Gospel scholars, like all scholars, realize that convenient answers may not always be immediately forthcoming. We would like to know many things about Moses' Hebrew or about life in other galaxies, but answers are not always presently available. Scholars humbly recognize that some problems must be put on a shelf, not forgetting them, but waiting for further information to be found.
Twenty-five years ago, in a graduate seminar, I asked an esteemed New Testament scholar if anyone knew anything about the Jewish background of Caiaphas's argument that "one man should die for the people, and that the whole nation perish not" (John 11:50). I wanted to know the background of that rubric, because we encounter the same principle six hundred years earlier in 1 Nephi 4 with Nephi's slaying of Laban. The New Testament scholar said that he was not aware of anywhere else that this policy or rationale could be found. Concurring with Raymond Brown, he considered it merely a commonsense maxim. I put the question on a shelf for twenty years, but did not forget it. Five years ago, I ran across a recently published study by Roger D. Aus, tracing in great detail the legal history of this principle back into Jewish and biblical sources to an amazing degree (Scholars Press, 1992).
How little people had known about the subject only a few years earlier! Now it is clear that during Nephi's own lifetime, this legal concept was invoked in justifying high political decisions.
Finally, let me say that good scholars have many goals on their radar screen at one time. By keeping many good questions in mind, and by reading and listening widely, answers can show up in the most unexpected places. In scholarship, serendipity is far less accidental than most people think. In a gospel scholarly setting, one may readily agree, with Elder Neal A. Maxwell, that "there are no coincidences." There is purpose and order in the way God works with our minds as well as our spirits. If people go to a sacrament meeting, conference, or Sunday School class looking for nothing, that is usually all they will find.

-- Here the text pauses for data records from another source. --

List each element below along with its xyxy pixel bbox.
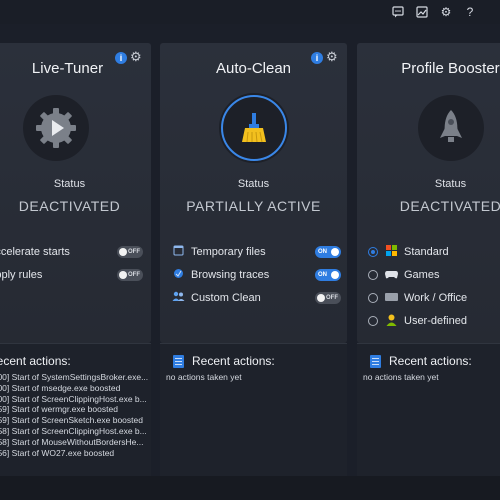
panel-title: Profile Booster <box>401 60 500 77</box>
radio-button[interactable] <box>368 270 378 280</box>
profile-user-defined[interactable]: User-defined <box>368 313 467 329</box>
temporary-files-toggle[interactable]: ON <box>315 246 341 258</box>
gear-icon[interactable]: ⚙ <box>438 4 454 20</box>
profile-label: Games <box>404 269 440 281</box>
profile-work-office[interactable]: Work / Office <box>368 290 467 306</box>
list-item: [..:00] Start of SystemSettingsBroker.ex… <box>0 372 149 382</box>
rocket-icon[interactable] <box>418 95 484 161</box>
option-browsing-traces: Browsing traces <box>171 267 269 283</box>
profile-booster-recent: Recent actions: no actions taken yet <box>357 343 500 476</box>
radio-button[interactable] <box>368 316 378 326</box>
status-value: DEACTIVATED <box>399 198 500 214</box>
radio-button[interactable] <box>368 247 378 257</box>
option-label: Temporary files <box>191 246 266 258</box>
settings-gear-icon[interactable]: ⚙ <box>130 49 142 65</box>
profile-standard[interactable]: Standard <box>368 244 449 260</box>
radio-button[interactable] <box>368 293 378 303</box>
document-icon <box>173 354 184 368</box>
broom-icon[interactable] <box>221 95 287 161</box>
recent-actions-heading: Recent actions: <box>173 354 275 368</box>
accelerate-starts-toggle[interactable]: OFF <box>117 246 143 258</box>
browser-icon <box>171 268 185 282</box>
option-temporary-files: Temporary files <box>171 244 266 260</box>
custom-clean-toggle[interactable]: OFF <box>315 292 341 304</box>
keyboard-icon <box>384 292 398 304</box>
profile-label: Standard <box>404 246 449 258</box>
recent-actions-list: [..:00] Start of SystemSettingsBroker.ex… <box>0 372 148 458</box>
list-item: [..:00] Start of msedge.exe boosted <box>0 382 121 393</box>
status-value: PARTIALLY ACTIVE <box>186 198 321 214</box>
toggle-state: OFF <box>128 249 140 255</box>
panel-title: Live-Tuner <box>31 60 104 77</box>
list-item: [..:00] Start of ScreenClippingHost.exe … <box>0 393 147 404</box>
option-custom-clean: Custom Clean <box>171 290 261 306</box>
option-label: Accelerate starts <box>0 246 70 258</box>
status-label: Status <box>434 178 467 190</box>
windows-icon <box>384 245 398 259</box>
profile-booster-panel: Profile Booster Status DEACTIVATED Stand… <box>357 43 500 343</box>
info-icon[interactable]: i <box>311 52 323 64</box>
status-value: DEACTIVATED <box>18 198 121 214</box>
user-icon <box>384 314 398 329</box>
info-icon[interactable]: i <box>115 52 127 64</box>
list-item: [..:58] Start of MouseWithoutBordersHe..… <box>0 436 144 447</box>
users-icon <box>171 291 185 305</box>
recent-title: Recent actions: <box>192 354 275 368</box>
recent-actions-heading: Recent actions: <box>0 354 71 368</box>
document-icon <box>370 354 381 368</box>
recent-actions-empty: no actions taken yet <box>166 372 242 382</box>
profile-games[interactable]: Games <box>368 267 439 283</box>
live-tuner-recent: Recent actions: [..:00] Start of SystemS… <box>0 343 151 476</box>
toggle-state: ON <box>318 249 327 255</box>
toggle-state: ON <box>318 272 327 278</box>
auto-clean-recent: Recent actions: no actions taken yet <box>160 343 347 476</box>
gamepad-icon <box>384 269 398 282</box>
auto-clean-panel: Auto-Clean i ⚙ Status PARTIALLY ACTIVE T… <box>160 43 347 343</box>
option-label: Browsing traces <box>191 269 270 281</box>
list-item: [..:56] Start of WO27.exe boosted <box>0 447 115 458</box>
settings-gear-icon[interactable]: ⚙ <box>326 49 338 65</box>
apply-rules-toggle[interactable]: OFF <box>117 269 143 281</box>
toggle-state: OFF <box>128 272 140 278</box>
list-item: [..:58] Start of ScreenClippingHost.exe … <box>0 425 147 436</box>
recent-actions-heading: Recent actions: <box>370 354 472 368</box>
option-label: Apply rules <box>0 269 43 281</box>
status-bar <box>0 476 500 500</box>
chat-icon[interactable] <box>390 4 406 20</box>
toggle-state: OFF <box>326 295 338 301</box>
temp-files-icon <box>171 245 185 259</box>
list-item: [..:59] Start of wermgr.exe boosted <box>0 404 118 415</box>
status-label: Status <box>237 178 270 190</box>
image-icon[interactable] <box>414 4 430 20</box>
recent-title: Recent actions: <box>0 354 71 368</box>
option-label: Custom Clean <box>191 292 261 304</box>
profile-label: Work / Office <box>404 292 468 304</box>
profile-label: User-defined <box>404 315 467 327</box>
browsing-traces-toggle[interactable]: ON <box>315 269 341 281</box>
list-item: [..:59] Start of ScreenSketch.exe booste… <box>0 415 143 426</box>
live-tuner-panel: Live-Tuner i ⚙ Status DEACTIVATED Accele… <box>0 43 151 343</box>
option-accelerate-starts: Accelerate starts <box>0 244 70 260</box>
gear-play-icon[interactable] <box>23 95 89 161</box>
help-icon[interactable]: ? <box>462 4 478 20</box>
recent-actions-empty: no actions taken yet <box>363 372 439 382</box>
option-apply-rules: Apply rules <box>0 267 42 283</box>
recent-title: Recent actions: <box>389 354 472 368</box>
title-bar: ⚙ ? <box>0 0 500 24</box>
status-label: Status <box>53 178 86 190</box>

Good questions are hard to come by. But without them, our study is largely aimless.
Reading the Scriptures
Nothing is more important in becoming a gospel scholar than reading the scriptures. Gospel scholarship is thoroughly grounded in the four standard works. While the words of the living prophets are our source of modern-day direction, the scriptures are essential for gospel scholarship. Knowing what the scriptures say, why they say what they say, and knowing what the original meaning of any passage of scripture was is the point of departure for understanding how modern revelation has utilized, adapted, and sometimes superseded specific scriptural provisions that were applicable in earlier days. Most of the messages of the living prophets, including General Conference addresses, begin with a knowledge of the scripture
Gospel scholarship reads the scriptures very closely. Little details are important in scholarly discussions, even though they may not be of eternal gospel earthshaking significance. It has been said that God is in the details. This applies to gospel scholarship.
Words
I go back, most often, to individual word studies as my point of departure. Words are the building blocks of sentences, chapters, and eventually books. What do the scriptural words mean?
A gospel scholar needs to know as much English, Greek, and Hebrew as possible. This does not mean that every gospel scholar must be expert or even proficient in working with these languages, but even the amateur must be willing to invest time studying words and languages in order to work with the dictionaries, concordances, commentaries, computer programs, and many other tools that are readily available to most readers. All students should be acutely aware of the need to listen for such information in scholarly discourse and to withhold final judgment until questions about the original intent of the words in the scriptures have at least been asked and checked out.
Sometimes these little points help us in understanding the narrative. For example, when Mary places Jesus in a manger because there was no room in the "inn" (Luke 2:7), the Greek word behind this translation probably does not refer to a public house, a pandochion, like a hotel or motel, but rather to a guest room in a private home, a kataluma. Interestingly, the Greek word kataluma appears only in two episodes in the Gospels, the first time in the infancy narrative of Luke and the second time in the passion narrative (Mark 14:14; Luke 22:11). When Jesus and his disciples needed a room in which to eat together at the Last Supper, they borrowed a man's kataluma, his guest room, for the occasion. Apparently, Mary and Joseph preferred to move into the stable portion of their ancestral Bethlehem home rather than share its crowded guest room with other relatives. But it does not appear that some unmentioned innkeeper rudely turned them away.